Name: _________________________ Date of Birth: _____________ Medical Record #: ______________ Date: _____________________

Authorization Statement

I, _________________________________, hereby authorize Dr. _________________________ and associates to perform the following neurosurgical procedure(s):


Acknowledgments and Consents

  • I understand that the practice of medicine and surgery is not an exact science, and I acknowledge that no guarantees have been made to me concerning the results of the proposed treatment and/or surgical procedure(s).
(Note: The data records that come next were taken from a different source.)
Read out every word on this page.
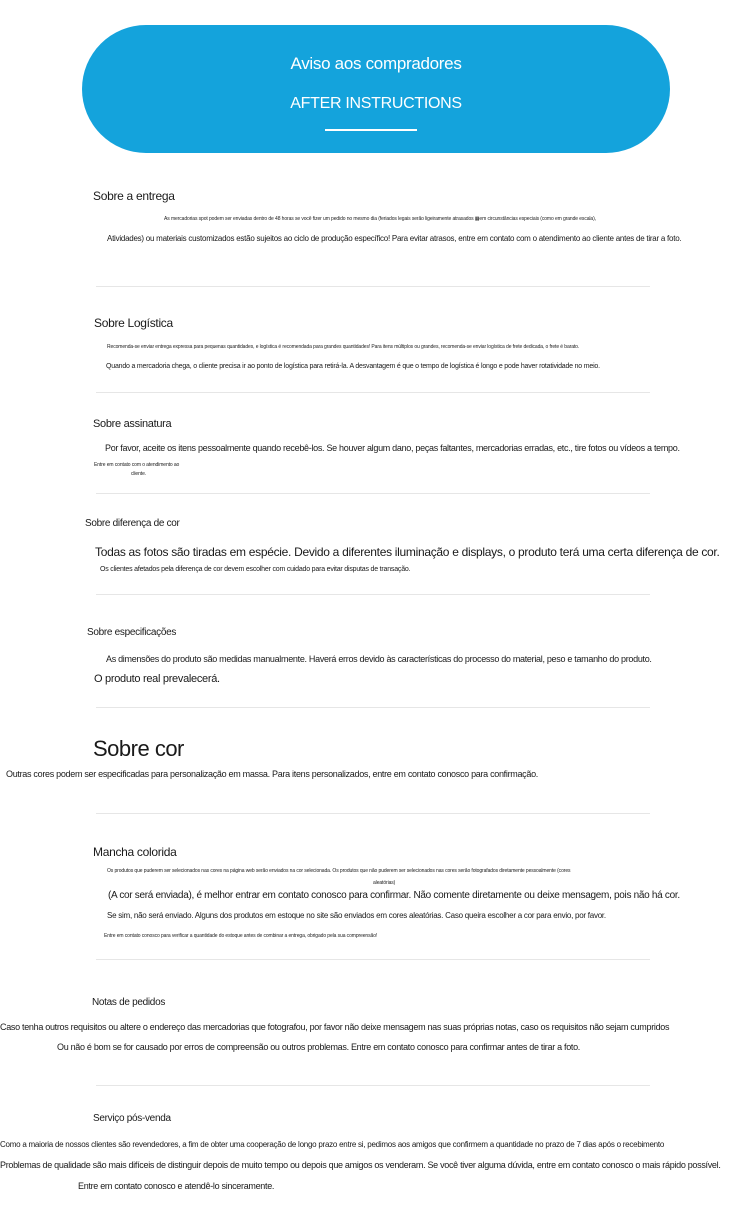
Aviso aos compradores
AFTER INSTRUCTIONS
Sobre a entrega
As mercadorias spot podem ser enviadas dentro de 48 horas se você fizer um pedido no mesmo dia (feriados legais serão ligeiramente atrasados ▦em circunstâncias especiais (como em grande escala),
Atividades) ou materiais customizados estão sujeitos ao ciclo de produção específico! Para evitar atrasos, entre em contato com o atendimento ao cliente antes de tirar a foto.
Sobre Logística
Recomenda-se enviar entrega expressa para pequenas quantidades, e logística é recomendada para grandes quantidades! Para itens múltiplos ou grandes, recomenda-se enviar logística de frete dedicada, o frete é barato.
Quando a mercadoria chega, o cliente precisa ir ao ponto de logística para retirá-la. A desvantagem é que o tempo de logística é longo e pode haver rotatividade no meio.
Sobre assinatura
Por favor, aceite os itens pessoalmente quando recebê-los. Se houver algum dano, peças faltantes, mercadorias erradas, etc., tire fotos ou vídeos a tempo.
Entre em contato com o atendimento ao
cliente.
Sobre diferença de cor
Todas as fotos são tiradas em espécie. Devido a diferentes iluminação e displays, o produto terá uma certa diferença de cor.
Os clientes afetados pela diferença de cor devem escolher com cuidado para evitar disputas de transação.
Sobre especificações
As dimensões do produto são medidas manualmente. Haverá erros devido às características do processo do material, peso e tamanho do produto.
O produto real prevalecerá.
Sobre cor
Outras cores podem ser especificadas para personalização em massa. Para itens personalizados, entre em contato conosco para confirmação.
Mancha colorida
Os produtos que puderem ser selecionados nas cores na página web serão enviados na cor selecionada. Os produtos que não puderem ser selecionados nas cores serão fotografados diretamente pessoalmente (cores
aleatórias)
(A cor será enviada), é melhor entrar em contato conosco para confirmar. Não comente diretamente ou deixe mensagem, pois não há cor.
Se sim, não será enviado. Alguns dos produtos em estoque no site são enviados em cores aleatórias. Caso queira escolher a cor para envio, por favor.
Entre em contato conosco para verificar a quantidade do estoque antes de combinar a entrega, obrigado pela sua compreensão!
Notas de pedidos
Caso tenha outros requisitos ou altere o endereço das mercadorias que fotografou, por favor não deixe mensagem nas suas próprias notas, caso os requisitos não sejam cumpridos
Ou não é bom se for causado por erros de compreensão ou outros problemas. Entre em contato conosco para confirmar antes de tirar a foto.
Serviço pós-venda
Como a maioria de nossos clientes são revendedores, a fim de obter uma cooperação de longo prazo entre si, pedimos aos amigos que confirmem a quantidade no prazo de 7 dias após o recebimento
Problemas de qualidade são mais difíceis de distinguir depois de muito tempo ou depois que amigos os venderam. Se você tiver alguma dúvida, entre em contato conosco o mais rápido possível.
Entre em contato conosco e atendê-lo sinceramente.
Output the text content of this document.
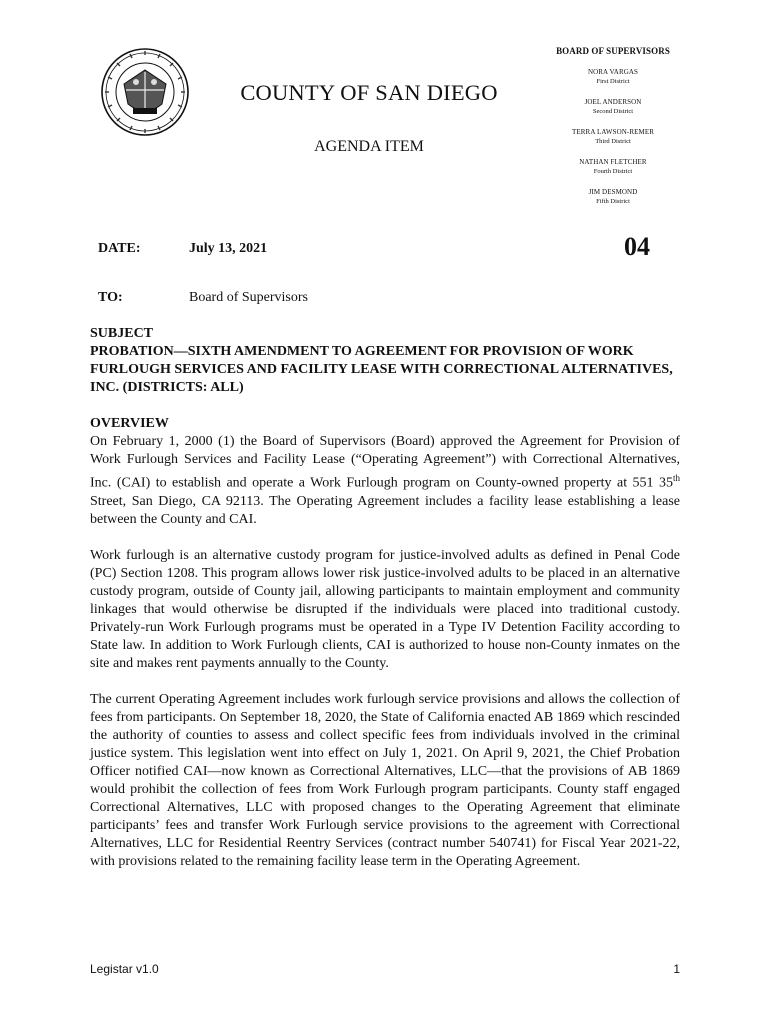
COUNTY OF SAN DIEGO
AGENDA ITEM
BOARD OF SUPERVISORS
NORA VARGAS
First District
JOEL ANDERSON
Second District
TERRA LAWSON-REMER
Third District
NATHAN FLETCHER
Fourth District
JIM DESMOND
Fifth District
DATE:	July 13, 2021	04
TO:	Board of Supervisors
SUBJECT
PROBATION—SIXTH AMENDMENT TO AGREEMENT FOR PROVISION OF WORK FURLOUGH SERVICES AND FACILITY LEASE WITH CORRECTIONAL ALTERNATIVES, INC. (DISTRICTS: ALL)
OVERVIEW

On February 1, 2000 (1) the Board of Supervisors (Board) approved the Agreement for Provision of Work Furlough Services and Facility Lease (“Operating Agreement”) with Correctional Alternatives, Inc. (CAI) to establish and operate a Work Furlough program on County-owned property at 551 35th Street, San Diego, CA 92113. The Operating Agreement includes a facility lease establishing a lease between the County and CAI.

Work furlough is an alternative custody program for justice-involved adults as defined in Penal Code (PC) Section 1208. This program allows lower risk justice-involved adults to be placed in an alternative custody program, outside of County jail, allowing participants to maintain employment and community linkages that would otherwise be disrupted if the individuals were placed into traditional custody. Privately-run Work Furlough programs must be operated in a Type IV Detention Facility according to State law. In addition to Work Furlough clients, CAI is authorized to house non-County inmates on the site and makes rent payments annually to the County.

The current Operating Agreement includes work furlough service provisions and allows the collection of fees from participants. On September 18, 2020, the State of California enacted AB 1869 which rescinded the authority of counties to assess and collect specific fees from individuals involved in the criminal justice system. This legislation went into effect on July 1, 2021. On April 9, 2021, the Chief Probation Officer notified CAI—now known as Correctional Alternatives, LLC—that the provisions of AB 1869 would prohibit the collection of fees from Work Furlough program participants. County staff engaged Correctional Alternatives, LLC with proposed changes to the Operating Agreement that eliminate participants’ fees and transfer Work Furlough service provisions to the agreement with Correctional Alternatives, LLC for Residential Reentry Services (contract number 540741) for Fiscal Year 2021-22, with provisions related to the remaining facility lease term in the Operating Agreement.

Legistar v1.0	1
  • I consent to the administration of anesthesia by a qualified anesthesiologist/nurse anesthetist and to the use of such anesthetics as deemed necessary.

  • I understand that during the course of the procedure, unforeseen conditions may arise that necessitate additional or different procedures than those explained. I authorize my surgeon and associates to perform such procedures as deemed necessary in their professional judgment.

Specific Risks and Complications

I understand that the following risks and complications may occur (but are not limited to):

  1. Infection
  2. Bleeding
  3. Neurological deficits
  4. CSF leak
  5. Pain or discomfort
  6. Need for additional surgery

Financial Authorization

I authorize the release of any medical information necessary to process insurance claims and request payment of benefits to the physicians or supplier for services described above.

Signatures

Patient/Legal Guardian: _________________________ Date: _________

Witness: _____________________________________ Date: _________

Physician: ____________________________________ Date: _________

Emergency Contact

Name: ______________________________________ Relationship: ________________________________ Phone: _____________________________________

This authorization is valid for 30 days from the date of signature.